In this technology driven world, where the world is moving towards AI, machine learning, Internet of Things (IOT) etc. the key entity is data. At present, if technology is a religion then Data is the God. It is everything and it is present everywhere in different forms.
Understanding Data is like a job of an “Oracle” which will help you to predict future, forecast what’s going to come next. Therefore for any Organization in any domain to have an edge over other organization under same domain they should be very good at one particular skill which is “Data warehousing – Accumulation and compartmentalization of data which in future can be used to study patterns, forecast trends and generate reports” and also they should be able to do it with performance and agility which makes sure that the business gets the information they need early as sunrise for any decision making process.
So, as a part of this blog, we are going to see how to handle huge amount of data using Informatica ETL tool without any compromise on the performance and the do’s and don’ts on this approach.
What is External Loader?
In Informatica, external loader option increases the performance of a session with huge volumes of data. External loader configuration is applicable in
- DB2
- Sybase IQ
- Oracle Teradata databases.
While using external loader, the PowerCenter session does not connect to the target database directly to load data. Instead it invokes the external application for the specific database (autoloader for DB2 EEE, sqlldr for Oracle, etc.), which load the rows into the target table. During the load, Intermediate stage files will be generated. The tables are loaded directly from the flat files, which is faster than SQL commands.

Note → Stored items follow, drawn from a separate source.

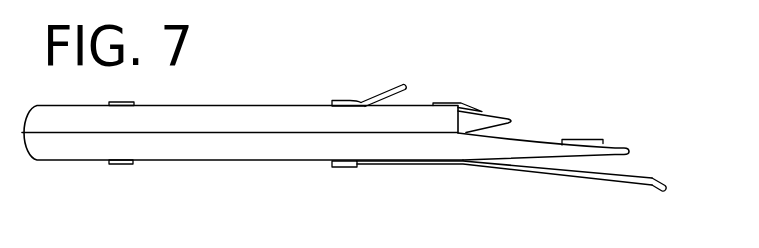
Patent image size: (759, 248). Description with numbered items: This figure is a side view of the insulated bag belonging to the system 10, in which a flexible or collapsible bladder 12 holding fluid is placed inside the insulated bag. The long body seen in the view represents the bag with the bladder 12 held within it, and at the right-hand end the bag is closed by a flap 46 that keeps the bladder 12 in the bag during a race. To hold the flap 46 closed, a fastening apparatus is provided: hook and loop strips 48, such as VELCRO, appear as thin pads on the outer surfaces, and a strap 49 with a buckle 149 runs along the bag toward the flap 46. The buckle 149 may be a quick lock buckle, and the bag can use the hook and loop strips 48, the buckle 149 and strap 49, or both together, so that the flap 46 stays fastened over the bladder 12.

The system 10 is at (163, 180).
The bladder 12 is at (253, 153).
The flap 46 is at (610, 145).
The hook and loop strips 48 is at (450, 100).
The strap 49 is at (362, 100).
The buckle 149 is at (393, 87).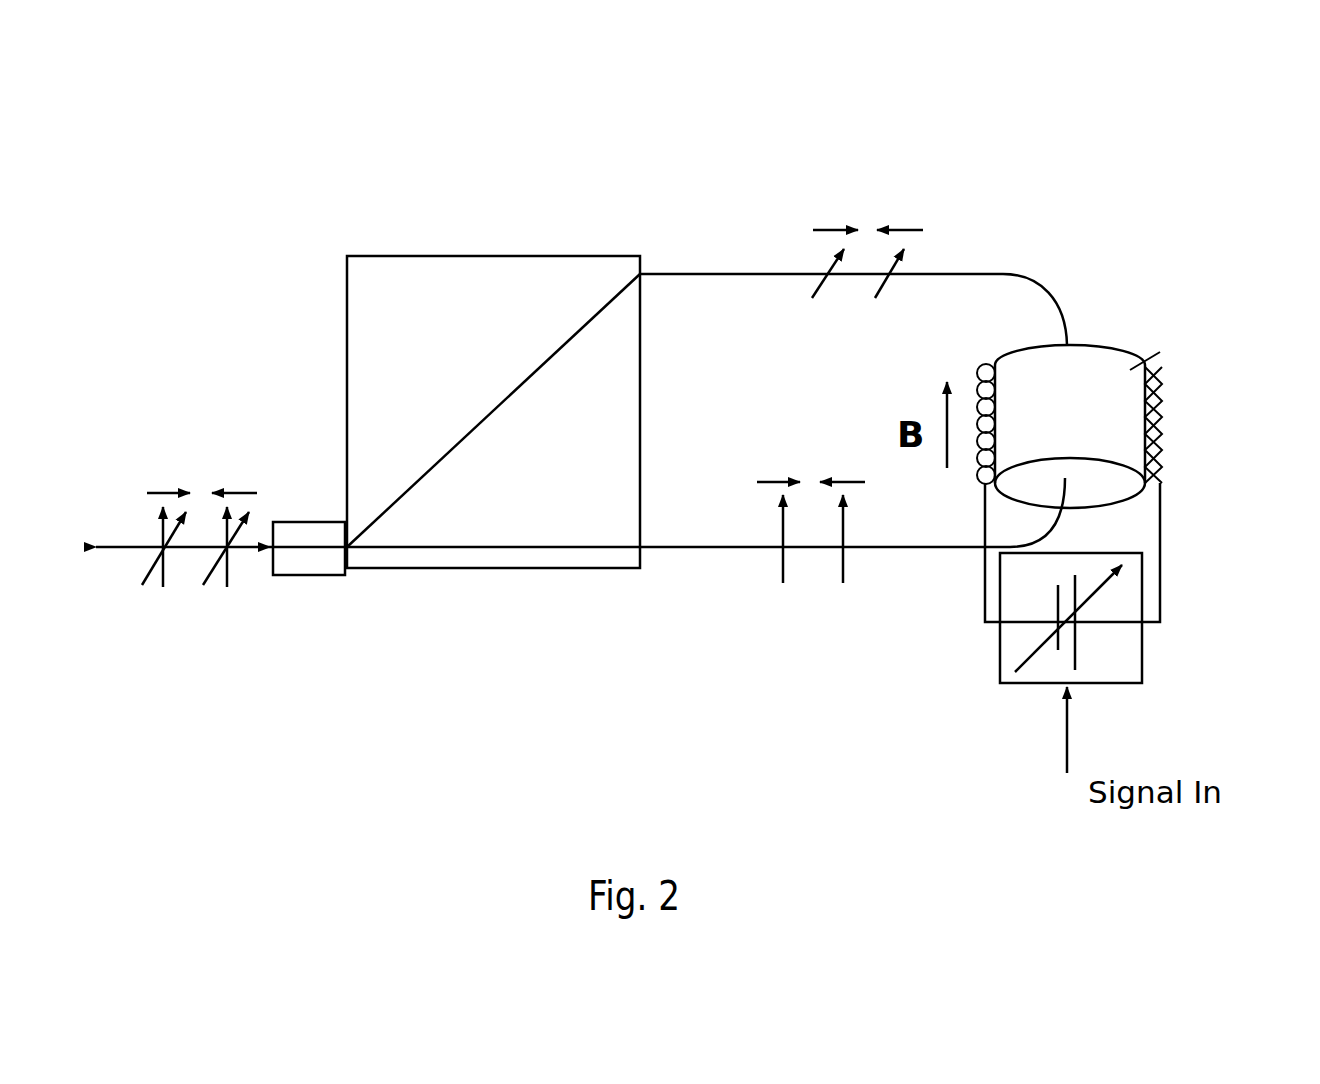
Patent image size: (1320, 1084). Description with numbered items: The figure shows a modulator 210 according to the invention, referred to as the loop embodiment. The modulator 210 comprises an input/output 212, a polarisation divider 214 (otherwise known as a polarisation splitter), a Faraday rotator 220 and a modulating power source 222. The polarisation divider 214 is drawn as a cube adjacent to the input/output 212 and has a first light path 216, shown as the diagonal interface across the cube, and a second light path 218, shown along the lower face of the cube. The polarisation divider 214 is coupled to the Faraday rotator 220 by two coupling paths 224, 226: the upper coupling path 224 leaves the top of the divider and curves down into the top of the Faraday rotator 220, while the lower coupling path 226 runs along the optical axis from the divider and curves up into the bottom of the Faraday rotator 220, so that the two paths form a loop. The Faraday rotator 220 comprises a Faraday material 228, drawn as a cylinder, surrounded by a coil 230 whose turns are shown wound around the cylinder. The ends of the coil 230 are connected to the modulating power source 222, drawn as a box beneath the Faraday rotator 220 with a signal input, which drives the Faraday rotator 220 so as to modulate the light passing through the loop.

The modulator 210 is at (1047, 162).
The input/output 212 is at (290, 575).
The polarisation divider 214 is at (385, 568).
The first light path 216 is at (467, 436).
The second light path 218 is at (545, 546).
The Faraday rotator 220 is at (1146, 347).
The modulating power source 222 is at (1143, 653).
The coupling path 224 is at (738, 273).
The coupling path 226 is at (688, 548).
The Faraday material 228 is at (1143, 365).
The coil 230 is at (1160, 437).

In this method, the session creates three files while loading.
- Control file
- Intermediate stage file
- External Loader Log file
- Control File: This file contains information about the target flat file, such as data format and loading instruction for the external loader. The control file has the extension “*.ctl”.

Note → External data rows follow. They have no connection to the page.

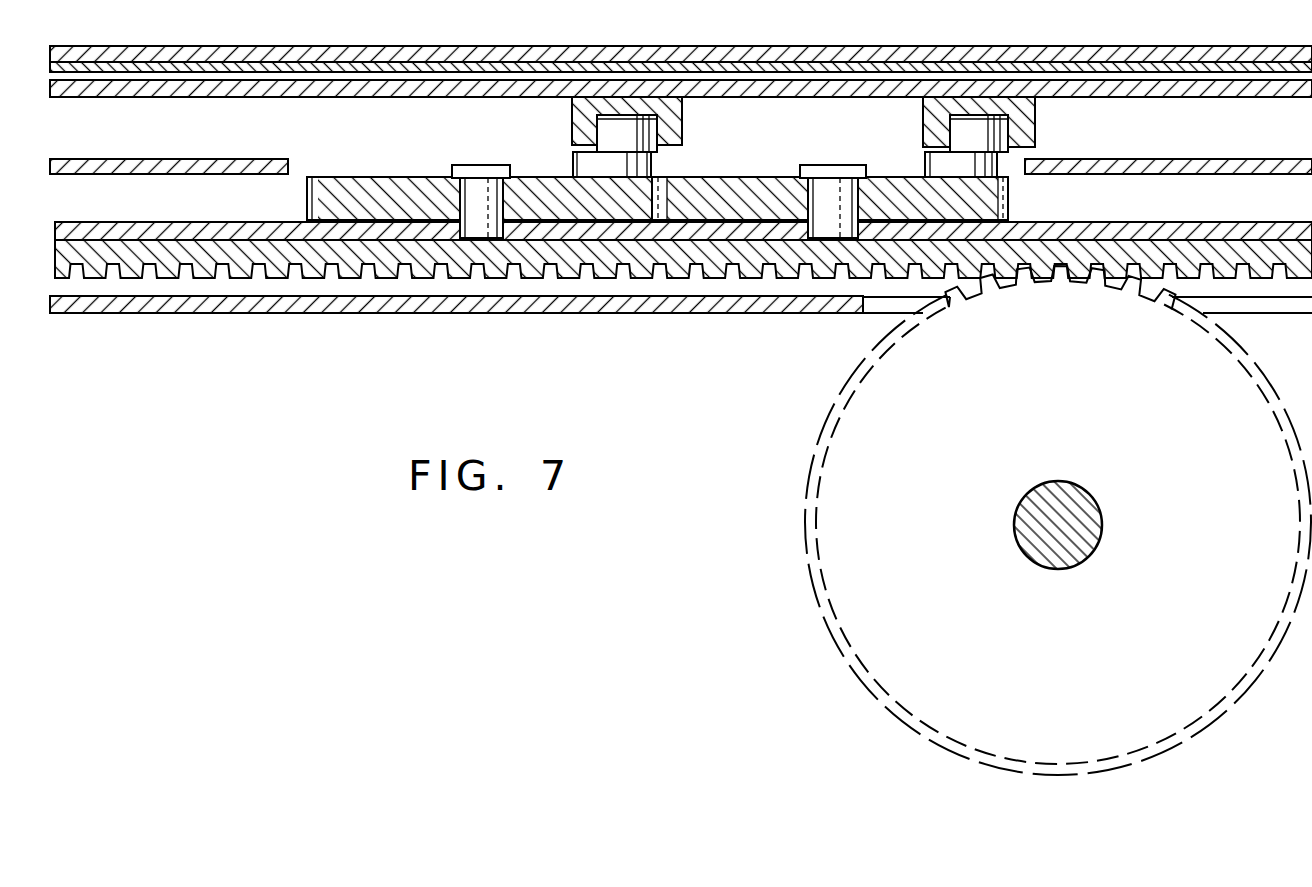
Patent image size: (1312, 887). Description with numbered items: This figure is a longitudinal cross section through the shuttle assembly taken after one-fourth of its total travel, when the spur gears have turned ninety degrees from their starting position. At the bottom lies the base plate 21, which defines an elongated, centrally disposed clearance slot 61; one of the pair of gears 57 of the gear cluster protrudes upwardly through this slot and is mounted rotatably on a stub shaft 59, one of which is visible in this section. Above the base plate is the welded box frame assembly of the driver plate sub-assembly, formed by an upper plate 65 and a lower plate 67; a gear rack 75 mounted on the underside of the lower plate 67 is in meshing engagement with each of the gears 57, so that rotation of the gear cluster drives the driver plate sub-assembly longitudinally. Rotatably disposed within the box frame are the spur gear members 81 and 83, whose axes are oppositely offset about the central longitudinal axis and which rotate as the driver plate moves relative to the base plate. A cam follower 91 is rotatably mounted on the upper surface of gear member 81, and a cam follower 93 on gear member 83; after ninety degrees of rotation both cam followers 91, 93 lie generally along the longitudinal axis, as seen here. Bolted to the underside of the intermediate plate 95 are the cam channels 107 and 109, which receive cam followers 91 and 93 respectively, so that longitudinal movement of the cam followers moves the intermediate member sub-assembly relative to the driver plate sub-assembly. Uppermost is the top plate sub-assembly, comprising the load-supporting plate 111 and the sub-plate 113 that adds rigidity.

The base plate 21 is at (603, 300).
The gear 57 is at (1058, 520).
The stub shaft 59 is at (1099, 468).
The clearance slot 61 is at (897, 303).
The upper plate 65 is at (250, 165).
The lower plate 67 is at (1140, 228).
The gear rack 75 is at (1237, 270).
The spur gear member 81 is at (762, 188).
The spur gear member 83 is at (545, 182).
The cam follower 91 is at (977, 137).
The cam follower 93 is at (613, 132).
The intermediate plate 95 is at (428, 90).
The cam channel 107 is at (1037, 115).
The cam channel 109 is at (682, 115).
The load-supporting plate 111 is at (957, 55).
The sub-plate 113 is at (883, 63).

- Intermediate stage file: This file contains the source data, that needs to be loaded into the target table. The file format can be altered in the session level.
- External Loader Log file: While using External Loader, the session generates two logs:
- Session log – Contains the External loader initialization info and completion info
- External Loader log – Contains the detailed information about the steps that take place in External loader. The log has extensive Info regarding its performance.
Difference between External Loader and Bulk load Option
Advantages and Disadvantages of External loader
Advantages: The major advantage of using external loader is in the significant improvement of performance. Especially in the large volume table, external loader speeds up the process.
Disadvantages: If the Informatica job fails, the recovery is not possible due to the bypass of database logs. The only option during job failure is truncate and re-load.
Right platform for using External loader
External loader requires the right set of platforms to work at its best. We can select External Loader Option for any platform, by following the guidelines given below.
- Databases such as DB2, Sybase IQ, Oracle, or Teradata databases.
- Dropping and creating the indexes along with constraints before and after job run.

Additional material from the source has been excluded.